Its soft-spoken chief executive dreamed of dressing young starlets in va-va-voom clothing. In 1990 Mashouf and a photographer began approaching aspiring actresses and asked them to appear in Bebe advertising for free. Mashouf sweetened the pitch by offering them Bebe clothes gratis. Charlize Theron (who has since starred in Mighty Joe Young and The Astronaut's Wife) was among the unknowns who took Mashouf up on his offer. "They liked the clothes and they liked the exposure," Mashouf, 61, says of his models.

And it did more for Bebe than the Iranian-born Mashouf (his first name was originally Manoucher) could have imagined. The actresses became walking billboards for the chain. They appeared in high-profile magazine ads. They could be seen wearing the clothes in trendy haunts around Los Angeles and San Francisco.

By 1995 Heather Locklear was sporting figure-hugging Bebe suits on the Fox Network hit Melrose Place. Bebe's first prime-time appearance surprised Mashouf, who hadn't yet courted TV wardrobe people.
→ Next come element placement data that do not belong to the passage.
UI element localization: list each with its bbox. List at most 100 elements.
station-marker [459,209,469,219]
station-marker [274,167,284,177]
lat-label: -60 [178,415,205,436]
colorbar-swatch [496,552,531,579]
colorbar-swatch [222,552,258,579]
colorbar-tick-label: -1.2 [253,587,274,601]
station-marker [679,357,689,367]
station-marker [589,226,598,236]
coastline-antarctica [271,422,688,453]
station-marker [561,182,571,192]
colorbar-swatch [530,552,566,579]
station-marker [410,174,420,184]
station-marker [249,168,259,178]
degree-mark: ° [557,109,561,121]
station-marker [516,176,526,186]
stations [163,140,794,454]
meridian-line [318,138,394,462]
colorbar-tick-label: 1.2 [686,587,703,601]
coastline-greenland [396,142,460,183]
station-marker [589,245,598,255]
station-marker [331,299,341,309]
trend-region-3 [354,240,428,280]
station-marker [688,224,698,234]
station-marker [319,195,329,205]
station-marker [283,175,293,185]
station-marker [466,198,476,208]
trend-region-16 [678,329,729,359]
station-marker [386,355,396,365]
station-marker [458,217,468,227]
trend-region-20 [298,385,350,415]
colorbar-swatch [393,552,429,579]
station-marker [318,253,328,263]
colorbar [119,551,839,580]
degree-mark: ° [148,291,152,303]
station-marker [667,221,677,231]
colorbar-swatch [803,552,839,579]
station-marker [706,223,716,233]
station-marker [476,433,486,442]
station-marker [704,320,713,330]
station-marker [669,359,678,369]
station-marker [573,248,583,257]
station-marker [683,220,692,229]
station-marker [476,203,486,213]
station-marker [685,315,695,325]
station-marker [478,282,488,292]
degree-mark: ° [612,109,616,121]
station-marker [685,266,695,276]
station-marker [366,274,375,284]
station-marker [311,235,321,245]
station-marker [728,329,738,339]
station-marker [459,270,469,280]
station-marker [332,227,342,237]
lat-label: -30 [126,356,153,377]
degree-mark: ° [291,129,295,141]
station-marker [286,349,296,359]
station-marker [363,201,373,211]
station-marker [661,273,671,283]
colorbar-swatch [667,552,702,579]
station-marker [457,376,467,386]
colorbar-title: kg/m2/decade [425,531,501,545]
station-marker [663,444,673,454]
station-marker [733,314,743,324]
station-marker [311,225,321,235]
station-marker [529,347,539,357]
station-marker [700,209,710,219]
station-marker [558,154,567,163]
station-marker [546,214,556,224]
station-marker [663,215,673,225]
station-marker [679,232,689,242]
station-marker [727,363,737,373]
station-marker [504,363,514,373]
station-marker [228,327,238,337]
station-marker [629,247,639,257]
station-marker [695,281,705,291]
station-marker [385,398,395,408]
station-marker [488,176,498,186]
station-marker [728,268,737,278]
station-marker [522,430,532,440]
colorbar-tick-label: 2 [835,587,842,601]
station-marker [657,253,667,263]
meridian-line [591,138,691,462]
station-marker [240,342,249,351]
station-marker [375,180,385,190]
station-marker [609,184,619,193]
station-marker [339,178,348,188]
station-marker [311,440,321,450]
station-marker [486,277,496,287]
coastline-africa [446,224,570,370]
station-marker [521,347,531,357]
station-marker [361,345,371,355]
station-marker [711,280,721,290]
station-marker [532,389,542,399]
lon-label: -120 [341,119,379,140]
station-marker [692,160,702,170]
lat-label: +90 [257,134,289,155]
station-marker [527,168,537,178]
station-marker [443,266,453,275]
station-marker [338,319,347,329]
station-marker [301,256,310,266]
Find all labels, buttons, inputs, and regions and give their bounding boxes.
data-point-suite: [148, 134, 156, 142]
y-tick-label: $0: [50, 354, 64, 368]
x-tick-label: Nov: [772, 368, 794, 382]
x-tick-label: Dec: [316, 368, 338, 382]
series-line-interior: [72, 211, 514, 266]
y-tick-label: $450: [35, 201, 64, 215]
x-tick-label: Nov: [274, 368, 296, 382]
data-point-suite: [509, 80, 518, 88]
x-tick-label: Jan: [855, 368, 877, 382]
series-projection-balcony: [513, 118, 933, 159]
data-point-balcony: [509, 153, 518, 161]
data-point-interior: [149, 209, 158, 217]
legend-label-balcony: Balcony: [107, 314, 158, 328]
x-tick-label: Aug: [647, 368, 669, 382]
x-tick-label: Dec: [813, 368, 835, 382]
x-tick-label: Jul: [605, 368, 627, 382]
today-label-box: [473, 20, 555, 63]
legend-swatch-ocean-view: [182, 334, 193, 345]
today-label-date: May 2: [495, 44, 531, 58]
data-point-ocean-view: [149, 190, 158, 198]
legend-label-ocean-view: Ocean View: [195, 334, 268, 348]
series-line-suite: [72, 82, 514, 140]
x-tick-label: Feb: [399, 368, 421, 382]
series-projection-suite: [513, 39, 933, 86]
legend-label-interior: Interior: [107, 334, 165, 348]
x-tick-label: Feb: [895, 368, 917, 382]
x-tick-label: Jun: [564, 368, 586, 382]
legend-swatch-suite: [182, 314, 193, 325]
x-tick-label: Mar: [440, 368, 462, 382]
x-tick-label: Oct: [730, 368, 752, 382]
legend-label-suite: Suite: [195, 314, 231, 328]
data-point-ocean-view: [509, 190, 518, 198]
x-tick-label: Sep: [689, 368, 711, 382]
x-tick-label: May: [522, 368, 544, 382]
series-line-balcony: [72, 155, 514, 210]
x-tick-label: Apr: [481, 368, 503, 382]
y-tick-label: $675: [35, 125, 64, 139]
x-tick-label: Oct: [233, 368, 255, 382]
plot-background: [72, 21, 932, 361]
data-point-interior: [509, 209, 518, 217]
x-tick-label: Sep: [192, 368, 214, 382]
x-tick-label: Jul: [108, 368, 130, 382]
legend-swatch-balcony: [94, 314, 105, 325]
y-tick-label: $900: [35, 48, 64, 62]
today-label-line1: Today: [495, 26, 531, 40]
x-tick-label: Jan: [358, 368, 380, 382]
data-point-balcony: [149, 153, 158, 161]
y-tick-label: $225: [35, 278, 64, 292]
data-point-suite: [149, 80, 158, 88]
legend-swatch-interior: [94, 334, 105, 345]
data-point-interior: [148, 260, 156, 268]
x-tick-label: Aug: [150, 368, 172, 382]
Now Bebe actively pursues TV gigs. Every new season, Heather Vandenberghe, Bebe's director of marketing, evaluates the lineups, runs down the cast lists, looking for young, urban, hot actresses. Then she works with the studios' wardrobe managers and discusses what clothes they'll need for the year. That's how Bebe nabbed such stars as Jennifer Love Hewitt (Party of Five) and Lara Flynn Boyle (The Practice). The latest prospect: ABC's Wasteland. "It's a gamble," says Vandenberghe. "But we have yet to pick a show that's flopped." The exposure is free. Some large consumer goods companies pay big bucks to get their products placed in movies, but Mashouf claims he doesn't give away clothes to stars (though they sometimes get store discounts). "If the merchandise is good enough, it should be paid for," he says.

That's Mashouf the businessman, a guy who mixes well with Hollywood but is not one of them. He's got his hands full of the day-to-day operations of the company--manufacturing, retailing and, of course, picking fabric. His wife, Neda, 36, works part-time overseeing licensing of shoes and accessories, such as sunglasses, and sits on the board.

She moved to San Francisco from Iran when she was a teenager, met Mashouf when she was a college student and popped into his first boutique to make a layaway payment on a leather jacket. She still wears Bebe. Even so, surveying some of the 2,000 teeny-weeny bits of clothing--handkerchief tops and camisoles--at Bebe's headquarters, prompts Neda, a mother of two, to confide: "I'm thrilled I have boys.